Guest commentary: Guns, law and the mentally ill
Guest column

How we view the effects of mental illness in this country depends as much on one’s stance regarding civil liberties as it relies on any actual knowledge or familiarity with mental illness. For example, after tragic and horribly public massacres, such as the recent shooting in Virginia, the media often describe the killers as mentally ill regardless of whether they were ever diagnosed. This label allows politicians who want to protect one’s right to own a gun to call the incidents “mental-health problems” and not “gun-violence problems” despite the fact that the two are seen to be highly correlated. On the other hand, calling the killers “mentally ill” allows those who advocate for greater gun control to prove how necessary it is, since a mentally ill person can easily pass a background check and acquire such a weapon. What is unnerving is that both sides agree that owning firearms is a national issue, yet the focus of the tragic event for each side becomes the firearm and not its wielder.
Our insensitivity toward mental illness is not based on our lack of facts. We know that half of the adult population will suffer from mental illness in their lifetimes and that 1 in 5 children will have a mental illness by age 18. However, knowing facts about mental illness in general and being able to appreciate how mental illness affects people are two different things. Our understanding of mental illness generally comes from movies and television commercials. As with our public debates, we learn about it superficially (as if treating depression is really like winding up a toy). Even those who are mentally ill seldom have others with whom they can talk in a way that is not mediated by social stereotypes. One reason for this is that psychiatry is no longer a profession that has the time to engage in therapy; that role has been given to psychologists. Yet those children who will become mentally ill by 18, and their parents who take care of them, don’t have the time and the money for them to see both, if either. The statistics show that only 41 percent of adults in the U.S. with a mental-health condition and only 62 percent of adults with a serious mental illness received services in the past year. According to a report by the Child Mind Institute, 80 percent of children with anxiety disorder and 60 percent of kids with depression are not getting treatment; also, 70.4 percent of youth in juvenile-justice settings meet criteria for a psychiatric diagnosis.
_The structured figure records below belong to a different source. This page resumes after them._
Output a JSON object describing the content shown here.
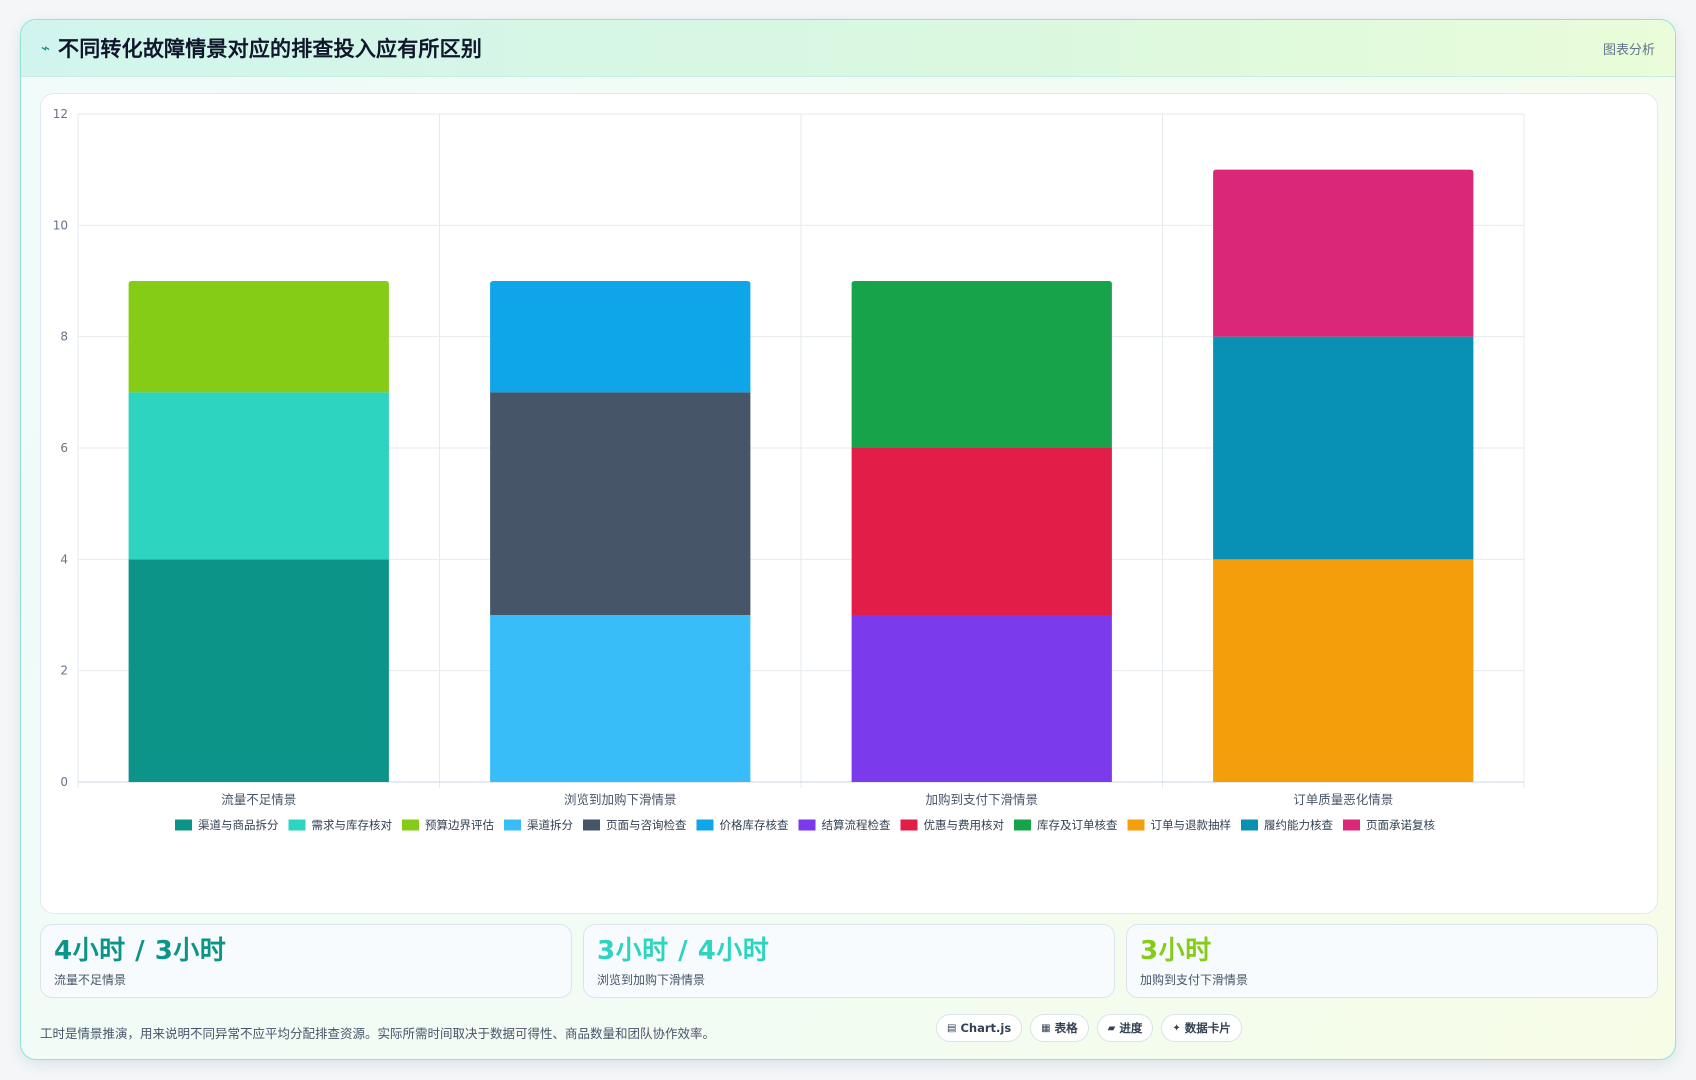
{
  "header": {
    "icon": "trend-line-icon",
    "title": "不同转化故障情景对应的排查投入应有所区别",
    "right_label": "图表分析"
  },
  "chart_data": {
    "type": "bar",
    "stacked": true,
    "categories": [
      "流量不足情景",
      "浏览到加购下滑情景",
      "加购到支付下滑情景",
      "订单质量恶化情景"
    ],
    "ylim": [
      0,
      12
    ],
    "yticks": [
      0,
      2,
      4,
      6,
      8,
      10,
      12
    ],
    "grid": true,
    "legend_position": "bottom",
    "series": [
      {
        "name": "渠道与商品拆分",
        "color": "#0d9488",
        "values": [
          4,
          0,
          0,
          0
        ]
      },
      {
        "name": "需求与库存核对",
        "color": "#2dd4bf",
        "values": [
          3,
          0,
          0,
          0
        ]
      },
      {
        "name": "预算边界评估",
        "color": "#84cc16",
        "values": [
          2,
          0,
          0,
          0
        ]
      },
      {
        "name": "渠道拆分",
        "color": "#38bdf8",
        "values": [
          0,
          3,
          0,
          0
        ]
      },
      {
        "name": "页面与咨询检查",
        "color": "#475569",
        "values": [
          0,
          4,
          0,
          0
        ]
      },
      {
        "name": "价格库存核查",
        "color": "#0ea5e9",
        "values": [
          0,
          2,
          0,
          0
        ]
      },
      {
        "name": "结算流程检查",
        "color": "#7c3aed",
        "values": [
          0,
          0,
          3,
          0
        ]
      },
      {
        "name": "优惠与费用核对",
        "color": "#e11d48",
        "values": [
          0,
          0,
          3,
          0
        ]
      },
      {
        "name": "库存及订单核查",
        "color": "#16a34a",
        "values": [
          0,
          0,
          3,
          0
        ]
      },
      {
        "name": "订单与退款抽样",
        "color": "#f59e0b",
        "values": [
          0,
          0,
          0,
          4
        ]
      },
      {
        "name": "履约能力核查",
        "color": "#0891b2",
        "values": [
          0,
          0,
          0,
          4
        ]
      },
      {
        "name": "页面承诺复核",
        "color": "#db2777",
        "values": [
          0,
          0,
          0,
          3
        ]
      }
    ]
  },
  "stats": [
    {
      "value": "4小时 / 3小时",
      "label": "流量不足情景",
      "color": "#0d9488"
    },
    {
      "value": "3小时 / 4小时",
      "label": "浏览到加购下滑情景",
      "color": "#2dd4bf"
    },
    {
      "value": "3小时",
      "label": "加购到支付下滑情景",
      "color": "#84cc16"
    }
  ],
  "footnote": "工时是情景推演，用来说明不同异常不应平均分配排查资源。实际所需时间取决于数据可得性、商品数量和团队协作效率。",
  "chips": [
    {
      "icon": "chart-icon",
      "glyph": "▤",
      "label": "Chart.js"
    },
    {
      "icon": "table-icon",
      "glyph": "▦",
      "label": "表格"
    },
    {
      "icon": "progress-icon",
      "glyph": "▰",
      "label": "进度"
    },
    {
      "icon": "sparkle-icon",
      "glyph": "✦",
      "label": "数据卡片"
    }
  ]
}
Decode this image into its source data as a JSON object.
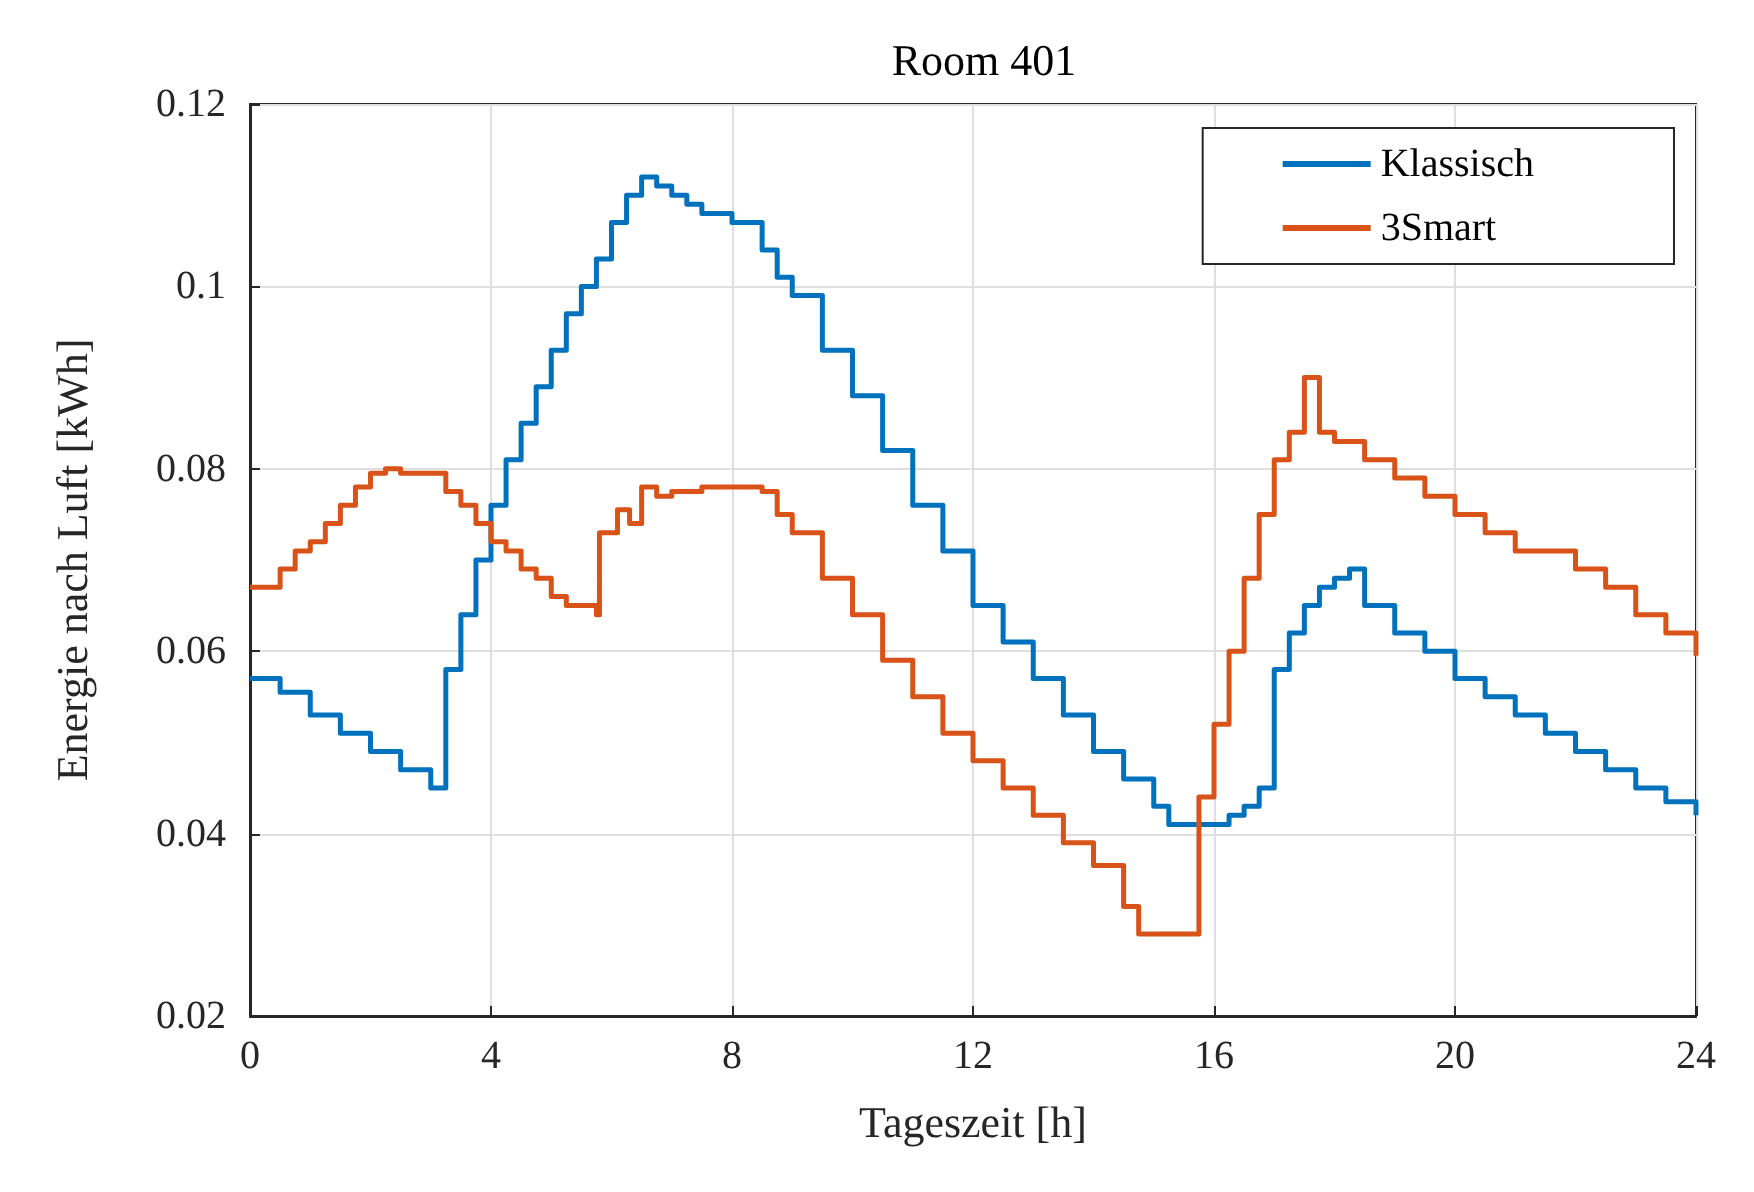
{
  "chart_data": {
    "type": "step",
    "title": "Room 401",
    "xlabel": "Tageszeit [h]",
    "ylabel": "Energie nach Luft [kWh]",
    "xlim": [
      0,
      24
    ],
    "xticks": [
      0,
      4,
      8,
      12,
      16,
      20,
      24
    ],
    "ylim": [
      0.02,
      0.12
    ],
    "yticks": [
      0.02,
      0.04,
      0.06,
      0.08,
      0.1,
      0.12
    ],
    "grid": true,
    "legend": "top right",
    "line_style": "solid",
    "marker": "none",
    "series": [
      {
        "name": "Klassisch",
        "color": "#0072bd",
        "x": [
          0,
          0.5,
          1,
          1.5,
          2,
          2.5,
          3,
          3.25,
          3.5,
          3.75,
          4,
          4.25,
          4.5,
          4.75,
          5,
          5.25,
          5.5,
          5.75,
          6,
          6.25,
          6.5,
          6.75,
          7,
          7.25,
          7.5,
          8,
          8.5,
          8.75,
          9,
          9.5,
          10,
          10.5,
          11,
          11.5,
          12,
          12.5,
          13,
          13.5,
          14,
          14.5,
          15,
          15.25,
          15.75,
          16,
          16.25,
          16.5,
          16.75,
          17,
          17.25,
          17.5,
          17.75,
          18,
          18.25,
          18.5,
          19,
          19.5,
          20,
          20.5,
          21,
          21.5,
          22,
          22.5,
          23,
          23.5,
          24
        ],
        "values": [
          0.057,
          0.0555,
          0.053,
          0.051,
          0.049,
          0.047,
          0.045,
          0.058,
          0.064,
          0.07,
          0.076,
          0.081,
          0.085,
          0.089,
          0.093,
          0.097,
          0.1,
          0.103,
          0.107,
          0.11,
          0.112,
          0.111,
          0.11,
          0.109,
          0.108,
          0.107,
          0.104,
          0.101,
          0.099,
          0.093,
          0.088,
          0.082,
          0.076,
          0.071,
          0.065,
          0.061,
          0.057,
          0.053,
          0.049,
          0.046,
          0.043,
          0.041,
          0.041,
          0.041,
          0.042,
          0.043,
          0.045,
          0.058,
          0.062,
          0.065,
          0.067,
          0.068,
          0.069,
          0.065,
          0.062,
          0.06,
          0.057,
          0.055,
          0.053,
          0.051,
          0.049,
          0.047,
          0.045,
          0.0435,
          0.042
        ]
      },
      {
        "name": "3Smart",
        "color": "#d95319",
        "x": [
          0,
          0.5,
          0.75,
          1,
          1.25,
          1.5,
          1.75,
          2,
          2.25,
          2.5,
          3.25,
          3.5,
          3.75,
          4,
          4.25,
          4.5,
          4.75,
          5,
          5.25,
          5.75,
          5.8,
          6.1,
          6.3,
          6.5,
          6.75,
          7,
          7.5,
          8,
          8.5,
          8.75,
          9,
          9.5,
          10,
          10.5,
          11,
          11.5,
          12,
          12.5,
          13,
          13.5,
          14,
          14.5,
          14.75,
          15.5,
          15.75,
          16,
          16.25,
          16.5,
          16.75,
          17,
          17.25,
          17.5,
          17.75,
          18,
          18.5,
          19,
          19.5,
          20,
          20.5,
          21,
          21.5,
          22,
          22.5,
          23,
          23.5,
          24
        ],
        "values": [
          0.067,
          0.069,
          0.071,
          0.072,
          0.074,
          0.076,
          0.078,
          0.0795,
          0.08,
          0.0795,
          0.0775,
          0.076,
          0.074,
          0.072,
          0.071,
          0.069,
          0.068,
          0.066,
          0.065,
          0.064,
          0.073,
          0.0755,
          0.074,
          0.078,
          0.077,
          0.0775,
          0.078,
          0.078,
          0.0775,
          0.075,
          0.073,
          0.068,
          0.064,
          0.059,
          0.055,
          0.051,
          0.048,
          0.045,
          0.042,
          0.039,
          0.0365,
          0.032,
          0.029,
          0.029,
          0.044,
          0.052,
          0.06,
          0.068,
          0.075,
          0.081,
          0.084,
          0.09,
          0.084,
          0.083,
          0.081,
          0.079,
          0.077,
          0.075,
          0.073,
          0.071,
          0.071,
          0.069,
          0.067,
          0.064,
          0.062,
          0.0595
        ]
      }
    ]
  }
}
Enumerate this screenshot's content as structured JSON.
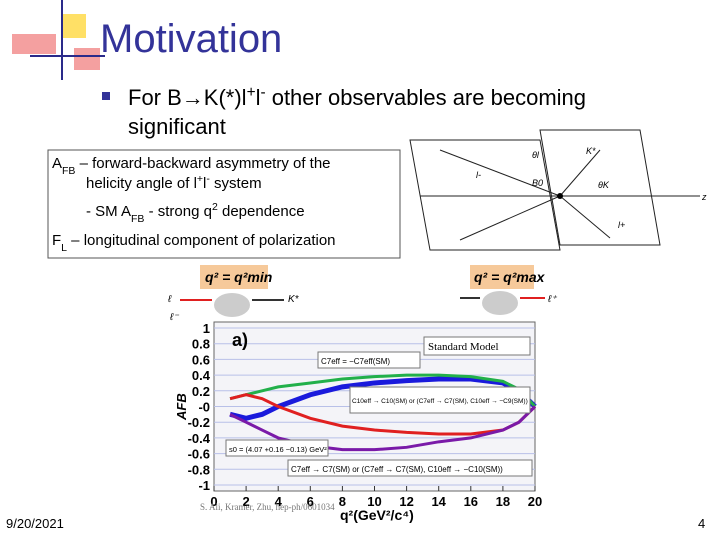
{
  "title": "Motivation",
  "bullet": {
    "line1": [
      "For B→K(*)l",
      "+",
      "l",
      "-",
      " other observables are becoming"
    ],
    "line2": "significant"
  },
  "box": {
    "line1": [
      "A",
      "FB",
      " – forward-backward asymmetry of the"
    ],
    "line2": [
      "helicity angle of l",
      "+",
      "l",
      "-",
      " system"
    ],
    "line3": [
      "- SM A",
      "FB",
      " - strong q",
      "2",
      " dependence"
    ],
    "line4": [
      "F",
      "L",
      " – longitudinal component of polarization"
    ]
  },
  "kinematics": {
    "labels": [
      "θl",
      "K*",
      "l-",
      "B0",
      "θK",
      "l+",
      "z"
    ]
  },
  "diagrams": {
    "left": "q² = q²min",
    "right": "q² = q²max",
    "labels": [
      "ℓ",
      "ℓ⁻",
      "K*",
      "ℓ⁺"
    ]
  },
  "chart_data": {
    "type": "line",
    "panel": "a)",
    "x_label": "q²(GeV²/c⁴)",
    "y_label": "AFB",
    "x": [
      1,
      2,
      3,
      4,
      6,
      8,
      10,
      12,
      14,
      16,
      18,
      19,
      20
    ],
    "series": [
      {
        "name": "Standard Model",
        "color": "#1a1adc",
        "values": [
          -0.1,
          -0.15,
          -0.1,
          0,
          0.15,
          0.25,
          0.3,
          0.33,
          0.35,
          0.35,
          0.3,
          0.2,
          0
        ]
      },
      {
        "name": "C7eff = −C7eff(SM)",
        "color": "#22b04a",
        "values": [
          0.1,
          0.15,
          0.2,
          0.25,
          0.3,
          0.35,
          0.38,
          0.4,
          0.4,
          0.38,
          0.32,
          0.22,
          0
        ]
      },
      {
        "name": "C10eff → C10(SM) or (C7eff → C7(SM), C10eff → −C9(SM))",
        "color": "#e02020",
        "values": [
          0.1,
          0.15,
          0.1,
          0,
          -0.15,
          -0.25,
          -0.3,
          -0.33,
          -0.35,
          -0.35,
          -0.3,
          -0.2,
          0
        ]
      },
      {
        "name": "C7eff → C7(SM) or (C7eff → C7(SM), C10eff → −C10(SM))",
        "color": "#7a1aa8",
        "values": [
          -0.1,
          -0.2,
          -0.3,
          -0.4,
          -0.5,
          -0.55,
          -0.55,
          -0.52,
          -0.45,
          -0.4,
          -0.3,
          -0.2,
          0
        ]
      }
    ],
    "annotation": "s0 = (4.07 +0.16 −0.13) GeV²",
    "xlim": [
      0,
      20
    ],
    "ylim": [
      -1,
      1
    ],
    "xticks": [
      0,
      2,
      4,
      6,
      8,
      10,
      12,
      14,
      16,
      18,
      20
    ],
    "yticks": [
      1,
      0.8,
      0.6,
      0.4,
      0.2,
      {
        "value": 0,
        "label": "-0"
      },
      -0.2,
      -0.4,
      -0.6,
      -0.8,
      -1
    ],
    "citation": "S. Ali, Kramer, Zhu, hep-ph/0601034"
  },
  "footer": {
    "date": "9/20/2021",
    "page": "4"
  }
}
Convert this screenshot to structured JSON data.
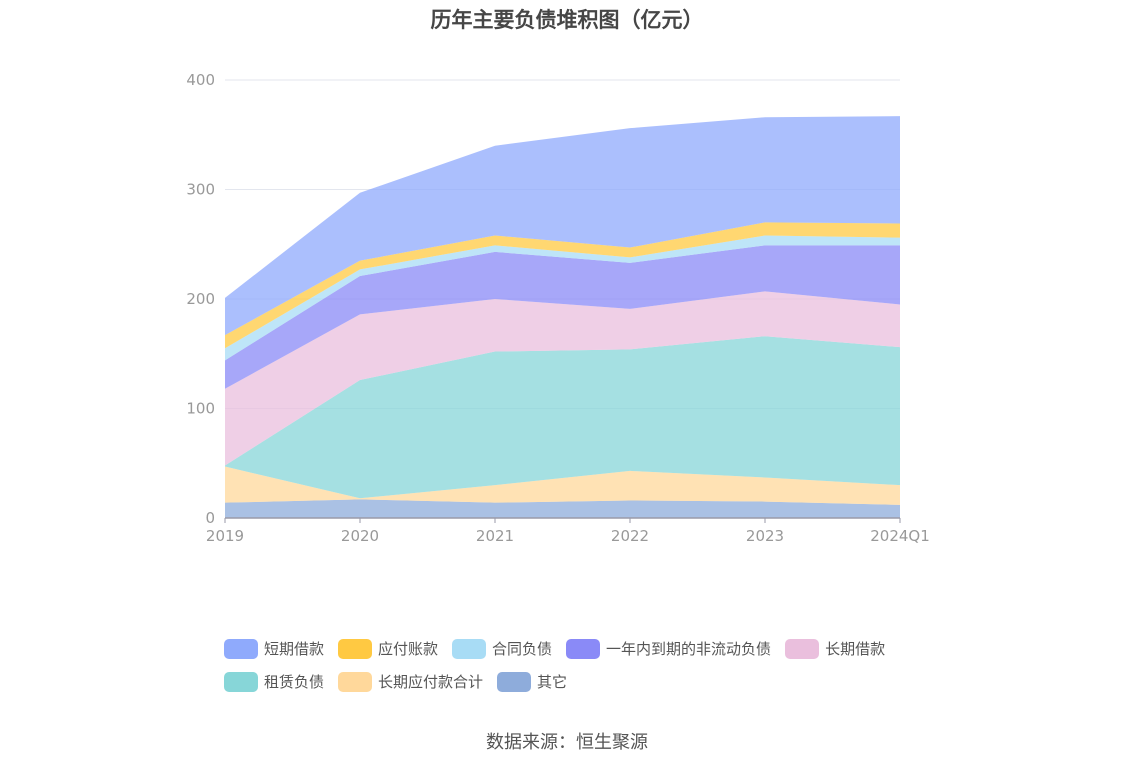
{
  "chart_data": {
    "type": "area",
    "stacked": true,
    "title": "历年主要负债堆积图（亿元）",
    "categories": [
      "2019",
      "2020",
      "2021",
      "2022",
      "2023",
      "2024Q1"
    ],
    "ylim": [
      0,
      400
    ],
    "yticks": [
      "0",
      "100",
      "200",
      "300",
      "400"
    ],
    "grid": true,
    "legend_position": "bottom",
    "series": [
      {
        "name": "其它",
        "color": "#8eacdb",
        "values": [
          14,
          17,
          14,
          16,
          15,
          12
        ]
      },
      {
        "name": "长期应付款合计",
        "color": "#ffd89b",
        "values": [
          33,
          1,
          16,
          27,
          22,
          18
        ]
      },
      {
        "name": "租赁负债",
        "color": "#87d6d8",
        "values": [
          1,
          108,
          122,
          111,
          129,
          126
        ]
      },
      {
        "name": "长期借款",
        "color": "#eabfdd",
        "values": [
          70,
          60,
          48,
          37,
          41,
          39
        ]
      },
      {
        "name": "一年内到期的非流动负债",
        "color": "#8a8af7",
        "values": [
          26,
          35,
          43,
          42,
          42,
          54
        ]
      },
      {
        "name": "合同负债",
        "color": "#a8dcf5",
        "values": [
          11,
          6,
          6,
          5,
          9,
          7
        ]
      },
      {
        "name": "应付账款",
        "color": "#ffc942",
        "values": [
          12,
          8,
          9,
          9,
          12,
          13
        ]
      },
      {
        "name": "短期借款",
        "color": "#8faafc",
        "values": [
          34,
          62,
          82,
          109,
          96,
          98
        ]
      }
    ],
    "legend_order": [
      "短期借款",
      "应付账款",
      "合同负债",
      "一年内到期的非流动负债",
      "长期借款",
      "租赁负债",
      "长期应付款合计",
      "其它"
    ]
  },
  "source": "数据来源：恒生聚源"
}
Many people go to their religious leaders to seek help, which speaks as much about our religiosity as a country as to our lack of social institutions. Yet clergy are often not trained psychologists and certainly not psychiatrists. Therefore, as much as they may want to help, they can only give the person theological support but not an ability to improve or even endure his or her psychological state. Families also are very often unaware of how a child may be suffering from a mental illness. This is not due to a lack of love or concern but rather to a lack of awareness. Despite all the books on the shelves about mental health, it is hard to think to look for something of which you have no idea. Even when one knows about a child’s mental illness, making sure someone takes their pills as a teenager like they did their vitamins as a child may show concern for his or her biology, but it cannot help him or her confront the social stigmas or insensitivities that come at that vulnerable age.
If new mental-health laws only focus on oversight and providing services to patients, then we might be addressing part of the problem but not coming any closer to a solution. What we need are resources to help those who are not yet aware that they might need them. We also need to provide ways for family members, community leaders (such as clergy and heads of social organizations) and teenagers to learn about mental illness and how to manage one’s condition appropriately. Proper medication and proper therapy go a long way; family and community support can disallow social alienation and the future risk of violence.
It is not that we shouldn’t think about our gun laws. Only, we shouldn’t think about them because of our “mental-illness problem.” Also, we should definitely consider our society’s approach to mental illness and the mentally ill, but its impetus should not be a national tragedy caused by someone with such a moniker.
Ira Bedzow is the director of biomedical ethics and humanities at New York Medical College and senior scholar at the Aspen Center for Social Values.